Anche l’iniziativa popolare “Sovranità del popolo senza propaganda di governo”  presenta dei contenuti anacronistici e fuorvianti. L’iniziativa chiede infatti di limitare  fortemente l’attività informativa del Consiglio federale e dell’Amministrazione federale  prima delle votazioni popolari, consentendo unicamente le spiegazioni di voto del  Consiglio federale e un breve comunicato alla popolazione da parte dei responsabili del  dipartimento federale competente. L’AITI saluta favorevolmente il controprogetto del  Parlamento federale, che potrà essere adottato qualora l’iniziativa popolare venisse  respinta e che iscrive in particolare nella legge il dovere d’informazione del Consiglio  federale e definisce i principi che stanno alla base dell’informazione fornita dalle  autorità federali in vista delle votazioni popolari.

Secondo il parere dell’AITI non appare giudizioso limitare in maniera quasi paradossale  il dovere d’informazione da parte del Consiglio federale, del resto sancito dalla  Costituzione. Dovendo naturalmente agire negli opportuni limiti imposti dalla  Costituzione e dalle leggi, qualora l’iniziativa venisse accolta dal popolo il Governo non  potrebbe di fatto fornire alcuna spiegazione durante l’evoluzione della campagna di  votazione e non potrebbe rispondere ad eventuali critiche e accuse. Verrebbe impedito  insomma ai cittadini di formarsi una libera opinione ascoltando tutti i pareri e di  raccogliere le necessarie informazioni in tutta libertà.  

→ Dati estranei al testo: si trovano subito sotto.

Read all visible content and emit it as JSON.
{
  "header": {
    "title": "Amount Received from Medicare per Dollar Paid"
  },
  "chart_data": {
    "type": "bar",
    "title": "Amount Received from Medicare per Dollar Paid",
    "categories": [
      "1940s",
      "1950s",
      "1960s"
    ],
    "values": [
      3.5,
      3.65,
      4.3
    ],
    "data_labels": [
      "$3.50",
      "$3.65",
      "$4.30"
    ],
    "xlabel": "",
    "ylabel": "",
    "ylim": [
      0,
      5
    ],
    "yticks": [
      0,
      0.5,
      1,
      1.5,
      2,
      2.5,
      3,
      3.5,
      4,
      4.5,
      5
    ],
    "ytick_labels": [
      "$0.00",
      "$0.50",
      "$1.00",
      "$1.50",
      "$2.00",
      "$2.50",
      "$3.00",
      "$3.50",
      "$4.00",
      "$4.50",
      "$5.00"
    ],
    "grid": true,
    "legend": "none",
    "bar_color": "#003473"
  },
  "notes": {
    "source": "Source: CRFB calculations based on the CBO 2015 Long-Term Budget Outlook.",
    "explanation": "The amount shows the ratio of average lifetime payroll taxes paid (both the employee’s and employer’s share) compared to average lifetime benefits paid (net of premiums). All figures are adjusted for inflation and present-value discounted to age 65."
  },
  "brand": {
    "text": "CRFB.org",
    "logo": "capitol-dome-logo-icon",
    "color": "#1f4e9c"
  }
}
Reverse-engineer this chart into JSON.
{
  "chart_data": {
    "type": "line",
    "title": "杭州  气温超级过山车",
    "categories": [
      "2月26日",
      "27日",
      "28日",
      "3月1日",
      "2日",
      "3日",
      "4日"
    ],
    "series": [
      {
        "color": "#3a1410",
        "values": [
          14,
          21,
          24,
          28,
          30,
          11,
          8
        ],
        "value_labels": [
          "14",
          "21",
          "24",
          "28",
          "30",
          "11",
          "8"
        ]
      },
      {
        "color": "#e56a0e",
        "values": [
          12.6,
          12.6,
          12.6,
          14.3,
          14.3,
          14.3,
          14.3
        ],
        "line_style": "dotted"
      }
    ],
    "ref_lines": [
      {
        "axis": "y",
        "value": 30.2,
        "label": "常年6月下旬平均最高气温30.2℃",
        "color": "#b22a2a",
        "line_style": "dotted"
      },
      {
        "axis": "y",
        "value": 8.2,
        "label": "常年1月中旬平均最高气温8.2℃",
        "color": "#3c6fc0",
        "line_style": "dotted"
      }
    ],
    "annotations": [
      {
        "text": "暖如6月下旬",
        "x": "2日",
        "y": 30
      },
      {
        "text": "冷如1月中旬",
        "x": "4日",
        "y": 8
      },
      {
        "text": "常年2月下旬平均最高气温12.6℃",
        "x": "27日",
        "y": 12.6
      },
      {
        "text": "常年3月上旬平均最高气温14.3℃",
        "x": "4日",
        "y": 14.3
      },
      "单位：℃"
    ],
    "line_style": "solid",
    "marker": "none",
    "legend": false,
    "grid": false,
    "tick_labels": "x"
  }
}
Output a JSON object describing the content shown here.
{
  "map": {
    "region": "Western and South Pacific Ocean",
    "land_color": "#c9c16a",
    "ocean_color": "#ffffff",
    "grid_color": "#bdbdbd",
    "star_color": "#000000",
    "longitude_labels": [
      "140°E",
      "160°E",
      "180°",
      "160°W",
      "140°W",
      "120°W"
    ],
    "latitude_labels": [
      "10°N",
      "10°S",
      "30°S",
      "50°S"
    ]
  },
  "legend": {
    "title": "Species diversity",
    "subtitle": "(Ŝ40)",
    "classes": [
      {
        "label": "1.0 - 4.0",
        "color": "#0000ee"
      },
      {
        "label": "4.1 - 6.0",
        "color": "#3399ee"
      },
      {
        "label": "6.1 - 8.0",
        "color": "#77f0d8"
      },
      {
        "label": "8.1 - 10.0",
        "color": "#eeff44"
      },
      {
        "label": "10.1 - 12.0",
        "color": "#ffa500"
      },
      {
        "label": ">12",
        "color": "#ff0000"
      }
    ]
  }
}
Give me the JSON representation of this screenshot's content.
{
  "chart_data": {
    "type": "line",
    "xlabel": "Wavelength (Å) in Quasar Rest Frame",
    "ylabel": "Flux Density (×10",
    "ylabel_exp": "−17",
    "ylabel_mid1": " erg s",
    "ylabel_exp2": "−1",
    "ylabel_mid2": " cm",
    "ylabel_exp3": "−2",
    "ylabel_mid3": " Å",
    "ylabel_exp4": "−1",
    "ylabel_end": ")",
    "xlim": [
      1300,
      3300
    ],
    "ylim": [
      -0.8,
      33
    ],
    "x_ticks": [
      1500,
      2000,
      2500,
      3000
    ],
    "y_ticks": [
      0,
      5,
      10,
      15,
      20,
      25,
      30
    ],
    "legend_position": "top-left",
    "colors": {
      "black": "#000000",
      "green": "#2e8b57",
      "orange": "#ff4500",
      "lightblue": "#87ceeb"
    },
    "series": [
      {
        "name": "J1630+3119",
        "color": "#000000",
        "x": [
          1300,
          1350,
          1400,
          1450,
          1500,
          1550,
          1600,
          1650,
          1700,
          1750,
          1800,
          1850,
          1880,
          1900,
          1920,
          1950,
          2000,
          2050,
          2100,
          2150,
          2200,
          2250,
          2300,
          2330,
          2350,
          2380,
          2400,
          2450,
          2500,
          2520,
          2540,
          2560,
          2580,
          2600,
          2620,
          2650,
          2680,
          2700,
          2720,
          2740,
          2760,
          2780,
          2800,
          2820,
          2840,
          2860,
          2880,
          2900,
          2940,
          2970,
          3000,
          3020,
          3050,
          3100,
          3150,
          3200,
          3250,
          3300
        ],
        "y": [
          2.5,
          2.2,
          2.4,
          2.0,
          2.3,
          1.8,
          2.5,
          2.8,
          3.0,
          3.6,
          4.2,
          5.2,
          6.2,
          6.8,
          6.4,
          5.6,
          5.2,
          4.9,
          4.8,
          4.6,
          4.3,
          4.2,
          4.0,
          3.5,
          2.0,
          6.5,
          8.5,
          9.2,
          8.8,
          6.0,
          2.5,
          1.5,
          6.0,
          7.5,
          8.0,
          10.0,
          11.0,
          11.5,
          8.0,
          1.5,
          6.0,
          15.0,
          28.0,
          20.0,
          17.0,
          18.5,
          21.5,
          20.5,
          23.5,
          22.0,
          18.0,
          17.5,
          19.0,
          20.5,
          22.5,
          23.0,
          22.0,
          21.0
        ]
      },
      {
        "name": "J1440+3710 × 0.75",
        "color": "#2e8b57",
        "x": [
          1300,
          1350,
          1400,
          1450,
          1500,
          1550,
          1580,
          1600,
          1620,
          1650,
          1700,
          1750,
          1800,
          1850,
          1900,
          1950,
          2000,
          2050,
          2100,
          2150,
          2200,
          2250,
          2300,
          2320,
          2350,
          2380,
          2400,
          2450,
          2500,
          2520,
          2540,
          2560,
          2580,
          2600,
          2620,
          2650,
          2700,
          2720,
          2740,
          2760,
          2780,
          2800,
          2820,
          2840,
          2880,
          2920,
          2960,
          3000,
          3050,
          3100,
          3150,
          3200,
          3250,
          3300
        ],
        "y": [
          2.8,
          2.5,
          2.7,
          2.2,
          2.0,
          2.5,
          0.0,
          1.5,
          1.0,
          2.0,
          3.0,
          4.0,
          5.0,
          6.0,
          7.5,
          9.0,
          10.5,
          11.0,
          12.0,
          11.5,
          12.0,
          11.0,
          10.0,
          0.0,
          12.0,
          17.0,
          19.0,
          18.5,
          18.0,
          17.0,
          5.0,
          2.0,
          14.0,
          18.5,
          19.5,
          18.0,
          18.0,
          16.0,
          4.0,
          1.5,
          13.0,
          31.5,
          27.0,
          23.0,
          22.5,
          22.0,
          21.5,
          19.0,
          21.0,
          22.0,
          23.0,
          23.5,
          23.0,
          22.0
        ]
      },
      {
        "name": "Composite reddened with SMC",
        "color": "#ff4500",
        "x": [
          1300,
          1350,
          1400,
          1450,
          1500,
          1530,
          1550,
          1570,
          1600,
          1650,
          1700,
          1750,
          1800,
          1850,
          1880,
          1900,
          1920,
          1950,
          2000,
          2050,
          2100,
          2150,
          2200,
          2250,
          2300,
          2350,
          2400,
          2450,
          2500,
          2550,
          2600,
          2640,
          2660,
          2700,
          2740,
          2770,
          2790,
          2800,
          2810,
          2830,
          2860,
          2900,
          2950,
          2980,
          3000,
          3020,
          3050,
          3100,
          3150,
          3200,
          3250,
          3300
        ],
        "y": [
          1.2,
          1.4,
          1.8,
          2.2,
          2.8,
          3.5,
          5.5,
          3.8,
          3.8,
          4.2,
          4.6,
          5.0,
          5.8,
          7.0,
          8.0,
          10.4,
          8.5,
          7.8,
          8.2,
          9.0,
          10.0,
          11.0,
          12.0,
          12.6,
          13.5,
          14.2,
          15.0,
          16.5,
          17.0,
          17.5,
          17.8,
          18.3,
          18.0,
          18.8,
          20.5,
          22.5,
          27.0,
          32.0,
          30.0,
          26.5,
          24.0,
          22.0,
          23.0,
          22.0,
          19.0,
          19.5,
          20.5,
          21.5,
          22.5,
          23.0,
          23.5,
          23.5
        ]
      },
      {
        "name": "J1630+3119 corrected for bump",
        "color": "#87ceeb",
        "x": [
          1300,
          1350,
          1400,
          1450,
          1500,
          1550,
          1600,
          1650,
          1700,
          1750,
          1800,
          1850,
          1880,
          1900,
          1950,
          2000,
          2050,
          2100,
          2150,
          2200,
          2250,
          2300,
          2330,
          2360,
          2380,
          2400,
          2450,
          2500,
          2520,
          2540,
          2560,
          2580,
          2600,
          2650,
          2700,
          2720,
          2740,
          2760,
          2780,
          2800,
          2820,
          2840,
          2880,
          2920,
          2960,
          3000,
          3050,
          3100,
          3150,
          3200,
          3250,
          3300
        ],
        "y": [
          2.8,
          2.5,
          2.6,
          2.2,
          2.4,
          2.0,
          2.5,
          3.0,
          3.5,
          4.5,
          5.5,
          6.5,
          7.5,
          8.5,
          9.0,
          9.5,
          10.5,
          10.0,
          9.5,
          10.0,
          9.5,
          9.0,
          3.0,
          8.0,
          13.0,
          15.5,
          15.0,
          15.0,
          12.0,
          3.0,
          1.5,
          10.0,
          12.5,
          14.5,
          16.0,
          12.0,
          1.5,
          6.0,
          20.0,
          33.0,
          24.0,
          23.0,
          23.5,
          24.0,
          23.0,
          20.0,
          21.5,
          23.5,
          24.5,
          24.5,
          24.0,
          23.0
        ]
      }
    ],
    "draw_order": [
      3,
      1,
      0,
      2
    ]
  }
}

L’AITI esprime parere contrario anche all’articolo costituzionale “Per qualità ed  economicità nell’assicurazione malattie”, che funge da controprogetto all’iniziativa  popolare “Sì al ribasso dei premi delle casse malati nell’assicurazione di base”, poi  ritirata. Pur salutando positivamente la messa in evidenza in particolare degli aspetti  legati alla qualità e all’economicità delle cure e della garanzia di cure sanitarie  accessibili a tutti e a prezzi adeguati, l’AITI deplora che l’articolo costituzionale sia stato  adottato in tutta fretta dal Parlamento senza coinvolgere in particolare i Cantoni e altre  cerchie interessate. Il modo di agire scelto dal Parlamento secondo l’AITI non favorisce  una presa di decisioni coordinata e rispettosa delle prerogative dei singoli attori del  sistema sanitario, ad iniziare dai Cantoni.